Ainsi même avec une connexion n'autorisant que le trafic web sur le port 443 (https), Skype saura se débrouiller pour contacter un super-noeud offrant son port 443 aux pauvres Skypeurs mur-de-feuïsés. Sauf à bloquer l'accès à tous les sites webs sécurisés, il n'y a pas grand chose à faire. Un détail peut cependant distinguer le contact d'un super-noeud Skype de l'accès à un site web sécurisé classique : généralement, le contact d'un site web se fait par la connaissance du nom d'hôte : cela nécessite alors une résolution DNS afin de trouver l'adresse IP. Lorsqu'un noeud Skype est contacté, seule l'adresse IP est connue, et non un nom d'hôte. Conclusion : un moyen de filtrage pourrait consister à vérifier, avant l'autorisation d'accès à un serveur sur le port 443, si une requête DNS relative à ce serveur a été préalablement réalisée par le maintien d'une liste blanche.

Sinon, si l'on souhaite faire un peu plus compliqué, l'approche de Lynanda pour le filtrage du trafic Skype est intéressante : elle comprend une phase d'apprentissage pour entraîner des réseaux neuronaux à la reconnaissance du trafic Skype. Excitant... mais calculatoirement hyper-coûteux : maintenir une ferme de super-calculateurs uniquement pour éliminer l'utilisation de Skype d'un réseau d'entreprise n'est pas l'idéal. À part ça, certains utilisent des méthodes plus brutales : scanner toutes les machines sur le réseau et supprimer les clients Skype installés comme SkypeKiller. Ce logiciel ne fonctionne que pour supprimer des Skype sous Windows sur des machines contrôlées par l'administrateur. Évidemment il est bien incapable de supprimer un logiciel Skype installé sur un portable personnel se connectant au réseau (d'autant plus si le Skype est installé sous Linux).

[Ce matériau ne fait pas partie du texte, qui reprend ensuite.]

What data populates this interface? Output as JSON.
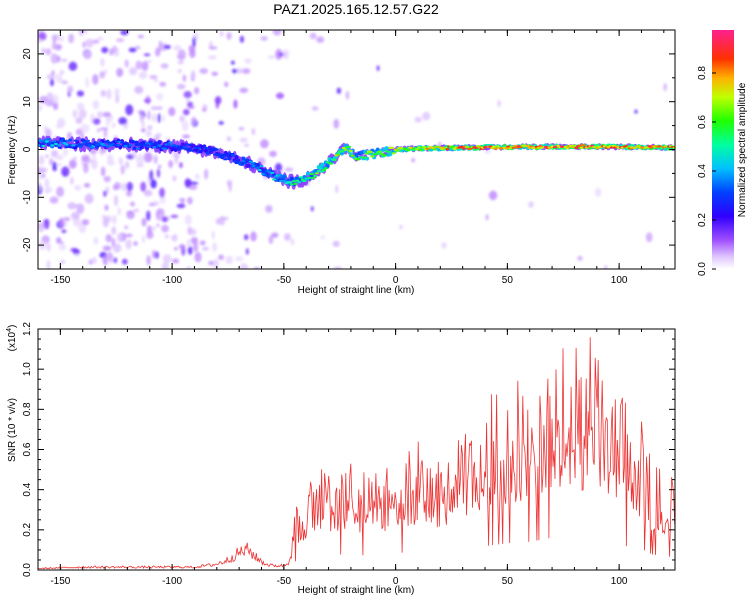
{
  "title": "PAZ1.2025.165.12.57.G22",
  "chart_data": [
    {
      "type": "heatmap",
      "xlabel": "Height of straight line (km)",
      "ylabel": "Frequency (Hz)",
      "xlim": [
        -160,
        125
      ],
      "ylim": [
        -25,
        25
      ],
      "x_ticks": [
        -150,
        -100,
        -50,
        0,
        50,
        100
      ],
      "y_ticks": [
        -20,
        -10,
        0,
        10,
        20
      ],
      "colorbar": {
        "label": "Normalized spectral amplitude",
        "range": [
          0,
          1
        ],
        "ticks": [
          "0.0",
          "0.2",
          "0.4",
          "0.6",
          "0.8"
        ],
        "colormap": [
          "#ffffff",
          "#cc99ff",
          "#8800ff",
          "#0000ff",
          "#00ffff",
          "#00ff00",
          "#ffff00",
          "#ff8800",
          "#ff0000",
          "#ff33aa"
        ]
      },
      "ridge": {
        "x": [
          -160,
          -140,
          -120,
          -100,
          -85,
          -75,
          -65,
          -55,
          -45,
          -38,
          -33,
          -28,
          -25,
          -22,
          -18,
          -10,
          0,
          10,
          30,
          50,
          70,
          90,
          110,
          125
        ],
        "frequency": [
          1.5,
          1.2,
          1.0,
          0.8,
          0.0,
          -1.5,
          -3.0,
          -5.5,
          -7.0,
          -5.5,
          -4.0,
          -2.0,
          -0.5,
          0.5,
          -1.5,
          -1.0,
          0.0,
          0.2,
          0.4,
          0.5,
          0.6,
          0.6,
          0.5,
          0.4
        ],
        "amplitude": [
          0.45,
          0.4,
          0.35,
          0.35,
          0.3,
          0.32,
          0.38,
          0.45,
          0.55,
          0.6,
          0.65,
          0.7,
          0.72,
          0.75,
          0.6,
          0.7,
          0.75,
          0.78,
          0.85,
          0.9,
          0.92,
          0.9,
          0.88,
          0.85
        ]
      }
    },
    {
      "type": "line",
      "xlabel": "Height of straight line (km)",
      "ylabel": "SNR (10 * v/v)",
      "y_exponent": "(x10",
      "y_exponent_power": "4",
      "xlim": [
        -160,
        125
      ],
      "ylim": [
        0,
        1.2
      ],
      "x_ticks": [
        -150,
        -100,
        -50,
        0,
        50,
        100
      ],
      "y_ticks": [
        "0.0",
        "0.2",
        "0.4",
        "0.6",
        "0.8",
        "1.0",
        "1.2"
      ],
      "series": [
        {
          "color": "#ee3333",
          "envelope": {
            "x": [
              -160,
              -140,
              -120,
              -100,
              -90,
              -80,
              -75,
              -70,
              -66,
              -62,
              -58,
              -55,
              -50,
              -48,
              -45,
              -40,
              -30,
              -20,
              -10,
              0,
              10,
              20,
              30,
              40,
              50,
              60,
              70,
              80,
              90,
              100,
              110,
              115,
              125
            ],
            "y": [
              0.01,
              0.02,
              0.02,
              0.02,
              0.02,
              0.04,
              0.07,
              0.12,
              0.14,
              0.08,
              0.04,
              0.03,
              0.03,
              0.05,
              0.3,
              0.45,
              0.55,
              0.55,
              0.5,
              0.6,
              0.65,
              0.6,
              0.75,
              0.85,
              0.95,
              1.0,
              1.15,
              1.1,
              1.2,
              0.9,
              0.75,
              0.55,
              0.45
            ]
          }
        }
      ]
    }
  ]
}
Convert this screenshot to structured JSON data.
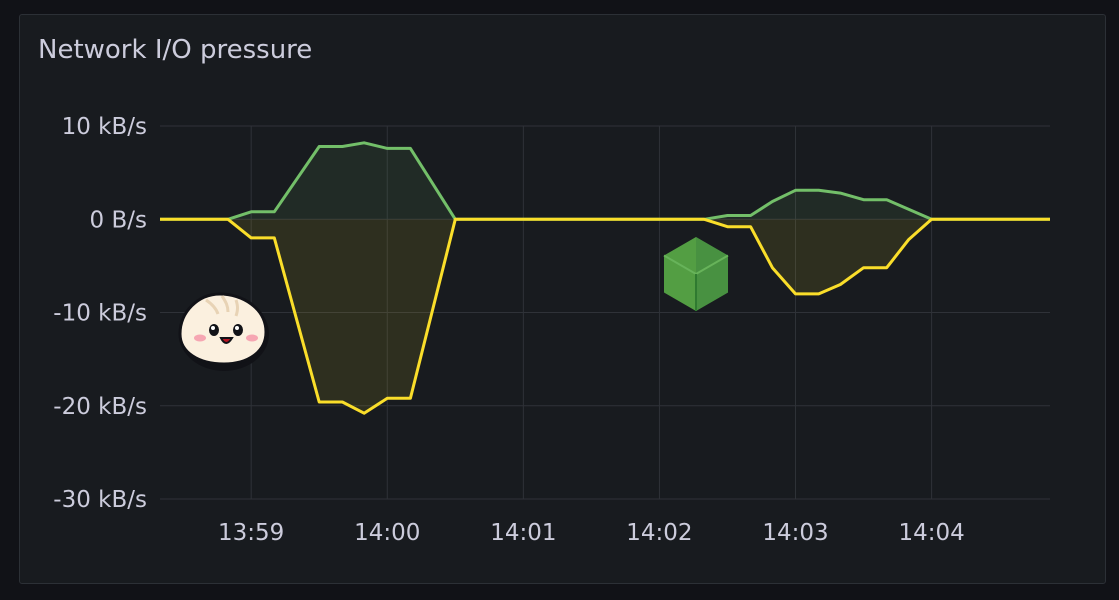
{
  "panel": {
    "title": "Network I/O pressure"
  },
  "colors": {
    "background": "#111217",
    "panel": "#181b1f",
    "grid": "#2f3238",
    "text": "#ccccdc",
    "received": "#73bf69",
    "transmitted": "#fade2a"
  },
  "icons": {
    "bun": "bun-logo-icon",
    "node": "nodejs-logo-icon"
  },
  "chart_data": {
    "type": "area",
    "title": "Network I/O pressure",
    "ylim": [
      -30,
      10
    ],
    "ylabels": [
      "10 kB/s",
      "0 B/s",
      "-10 kB/s",
      "-20 kB/s",
      "-30 kB/s"
    ],
    "yticks": [
      10,
      0,
      -10,
      -20,
      -30
    ],
    "xlabels": [
      "13:59",
      "14:00",
      "14:01",
      "14:02",
      "14:03",
      "14:04"
    ],
    "xticks": [
      0,
      1,
      2,
      3,
      4,
      5
    ],
    "xlim": [
      -0.67,
      5.87
    ],
    "grid": true,
    "legend": "none",
    "series": [
      {
        "color": "#73bf69",
        "points": [
          [
            -0.67,
            0
          ],
          [
            -0.17,
            0
          ],
          [
            0,
            0.8
          ],
          [
            0.17,
            0.8
          ],
          [
            0.5,
            7.8
          ],
          [
            0.67,
            7.8
          ],
          [
            0.83,
            8.2
          ],
          [
            1,
            7.6
          ],
          [
            1.17,
            7.6
          ],
          [
            1.5,
            0
          ],
          [
            3.33,
            0
          ],
          [
            3.5,
            0.4
          ],
          [
            3.67,
            0.4
          ],
          [
            3.83,
            1.9
          ],
          [
            4,
            3.1
          ],
          [
            4.17,
            3.1
          ],
          [
            4.33,
            2.8
          ],
          [
            4.5,
            2.1
          ],
          [
            4.67,
            2.1
          ],
          [
            5,
            0
          ],
          [
            5.87,
            0
          ]
        ]
      },
      {
        "color": "#fade2a",
        "points": [
          [
            -0.67,
            0
          ],
          [
            -0.17,
            0
          ],
          [
            0,
            -2
          ],
          [
            0.17,
            -2
          ],
          [
            0.5,
            -19.6
          ],
          [
            0.67,
            -19.6
          ],
          [
            0.83,
            -20.8
          ],
          [
            1,
            -19.2
          ],
          [
            1.17,
            -19.2
          ],
          [
            1.5,
            0
          ],
          [
            3.33,
            0
          ],
          [
            3.5,
            -0.8
          ],
          [
            3.67,
            -0.8
          ],
          [
            3.83,
            -5.2
          ],
          [
            4,
            -8
          ],
          [
            4.17,
            -8
          ],
          [
            4.33,
            -7
          ],
          [
            4.5,
            -5.2
          ],
          [
            4.67,
            -5.2
          ],
          [
            4.83,
            -2.2
          ],
          [
            5,
            0
          ],
          [
            5.87,
            0
          ]
        ]
      }
    ]
  }
}
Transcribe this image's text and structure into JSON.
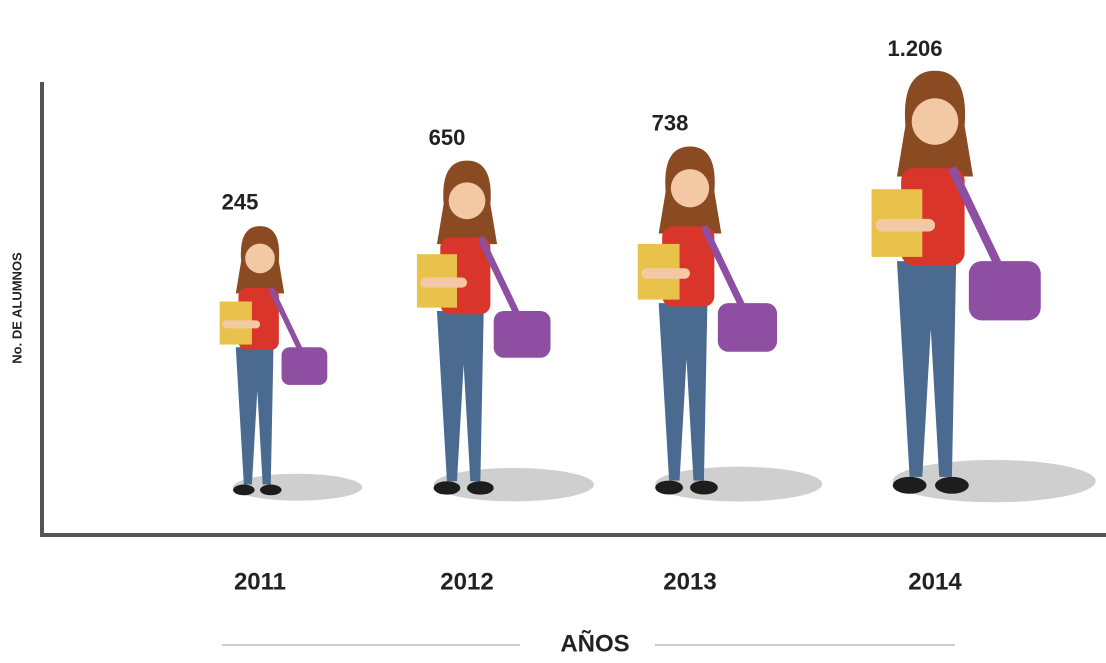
{
  "chart_data": {
    "type": "pictograph",
    "categories": [
      "2011",
      "2012",
      "2013",
      "2014"
    ],
    "values": [
      245,
      650,
      738,
      1206
    ],
    "value_labels": [
      "245",
      "650",
      "738",
      "1.206"
    ],
    "x_label": "AÑOS",
    "y_label": "No. DE ALUMNOS"
  }
}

Pour en revenir à l'offre illimitée de Skype sur les fixes français, Skype ne propose l'offre qu'aux internautes français. En fait, d'après quelques tests réalisés, Skype réalise une résolution DNS inverse sur l'adresse IP de l'internaute afin de récupérer son nom d'hôte. Le nom est sous la hiérarchie .fr ? Pas de problème l'offre illimitée est applicable. Il ne l'est pas ? Bah tant pis (notamment pour ceux disposant un reverse DNS personnalisé qui n'est pas sous .fr). De même le Skypeur français voyageant à l'étranger ne pourra pas appeler en France. Et puis il semble que seuls quelques appels soient possibles au cours d'une même session Skype.: après il faut se reconnecter pour ne pas voir ses appels échouer lamentablement. Et puis bien sûr (mais ce n'est pas étonnant) pas d'appel sur les mobiles autorisés... l'offre payante SkypeOut s'avère alors nécessaire.

Du côté de chez Wengo, concurrent français de Skype émanation du FAI 9Telecom, le protocole utilisé est beaucoup plus ouvert car s'agissant de SIP. De plus OpenWengo, un logiciel Open Source en cours de développement (et déjà relativement fonctionnel) est proposé. Actuellement des appels illimités vers plusieurs destinations internationales (dont la France, les Etats-Unis et la plupart des pays européens) sont proposés jusqu'à la fin de septembre 2006... à condition d'acheter au moins 10 EUR de crédit d'appel.

  1. Méthode un peu batarde utilisée pour connecter plusieurs machines à Internet sous une unique adresse IP, en attendant la généralisation d'IPv6 avec sa profusion d'adresses IP.